Comparing the research status at home and abroad, it can be seen that the most widely used finite element method in these studies is to establish the meshing model of hypoid gear. In order to simplify, only one tooth or one segment of hypoid gear is considered. When defining the boundary conditions, it is mainly through artificial constraints and external load loading at a specific gear position to predict the gear contact. These models have two main shortcomings: first, they have to define boundary conditions to simulate the operating conditions of the whole gear, and second, they have to define the load loading mode. Because the stress state of the actual meshing gear pair is uncertain in advance, defining boundary conditions on these simplified models and loading loads at specific positions cannot truly reflect the actual load conditions. During the real operation of the gear, such as the deformation of the axle housing and support bearing in the drive axle, it will also affect the contact of the hypoid gear, thus affecting the fatigue life of the gear. Therefore, the whole finite element model of the drive axle will be established, and this model will be used to predict the bending strength of the gear root of the drive axle.
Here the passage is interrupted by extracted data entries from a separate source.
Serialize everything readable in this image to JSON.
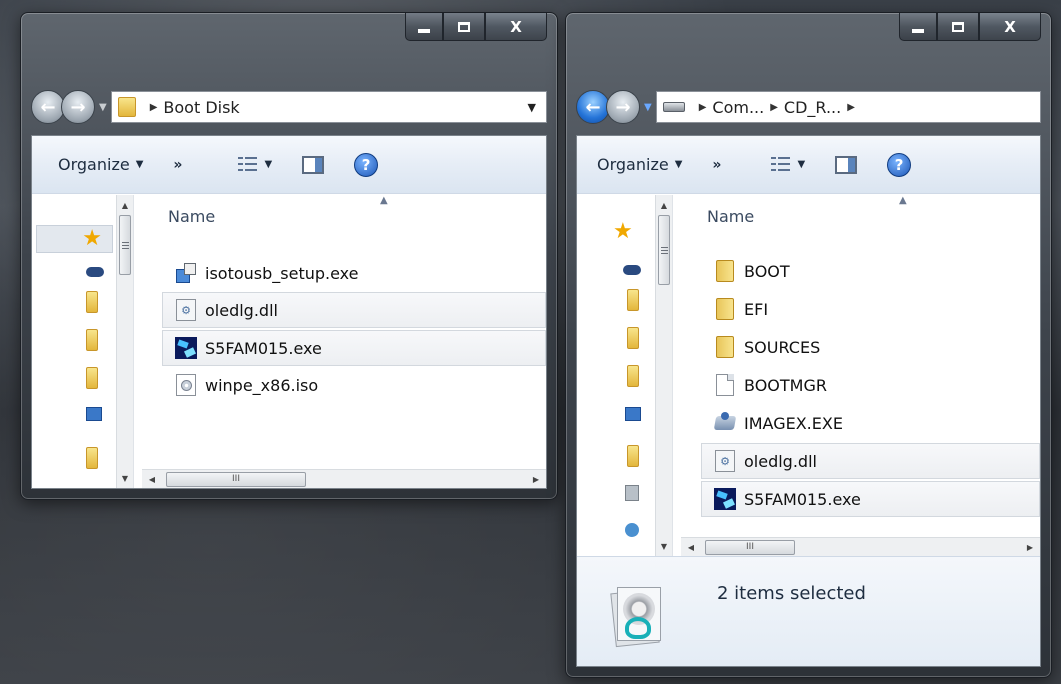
{
  "caption": {
    "minimize": "–",
    "maximize": "□",
    "close": "X"
  },
  "toolbar": {
    "organize": "Organize",
    "more": "»"
  },
  "columns": {
    "name": "Name"
  },
  "scroll": {
    "thumb_grip": "III"
  },
  "window_left": {
    "breadcrumb": [
      "Boot Disk"
    ],
    "files": [
      {
        "name": "isotousb_setup.exe",
        "icon": "installer-icon",
        "selected": false
      },
      {
        "name": "oledlg.dll",
        "icon": "dll-file-icon",
        "selected": true
      },
      {
        "name": "S5FAM015.exe",
        "icon": "application-icon",
        "selected": true
      },
      {
        "name": "winpe_x86.iso",
        "icon": "disc-image-icon",
        "selected": false
      }
    ]
  },
  "window_right": {
    "breadcrumb": [
      "Com...",
      "CD_R..."
    ],
    "files": [
      {
        "name": "BOOT",
        "icon": "folder-icon",
        "selected": false
      },
      {
        "name": "EFI",
        "icon": "folder-icon",
        "selected": false
      },
      {
        "name": "SOURCES",
        "icon": "folder-icon",
        "selected": false
      },
      {
        "name": "BOOTMGR",
        "icon": "file-icon",
        "selected": false
      },
      {
        "name": "IMAGEX.EXE",
        "icon": "imagex-app-icon",
        "selected": false
      },
      {
        "name": "oledlg.dll",
        "icon": "dll-file-icon",
        "selected": true
      },
      {
        "name": "S5FAM015.exe",
        "icon": "application-icon",
        "selected": true
      }
    ],
    "details": {
      "status": "2 items selected"
    }
  },
  "colors": {
    "accent_selection": "#edeff2",
    "toolbar_bg": "#e6edf6",
    "nav_active": "#2574d8"
  }
}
The bending fatigue of hypoid gear tooth root can be divided into two stages: crack initiation stage and crack propagation stage. Generally, the gear pair is designed with relatively low tooth root stress, and the deformation of the gear is still in the elastic region of the material, so that most of the fatigue life of the gear is spent in the crack propagation stage. In foreign countries, stress life (S-N) method is widely used to predict the bending fatigue life of gears. Of course, some scholars use the strain life method to predict the bending fatigue life of hypoid gears. For example, Ural et al. Proposed a finite element method to predict the crack shape and fatigue life of spiral bevel gears, using commercial software (FRANC3D) and FE contact analysis model to simulate 3D crack propagation, taking into account the movement of load in the meshing process of spiral bevel gears.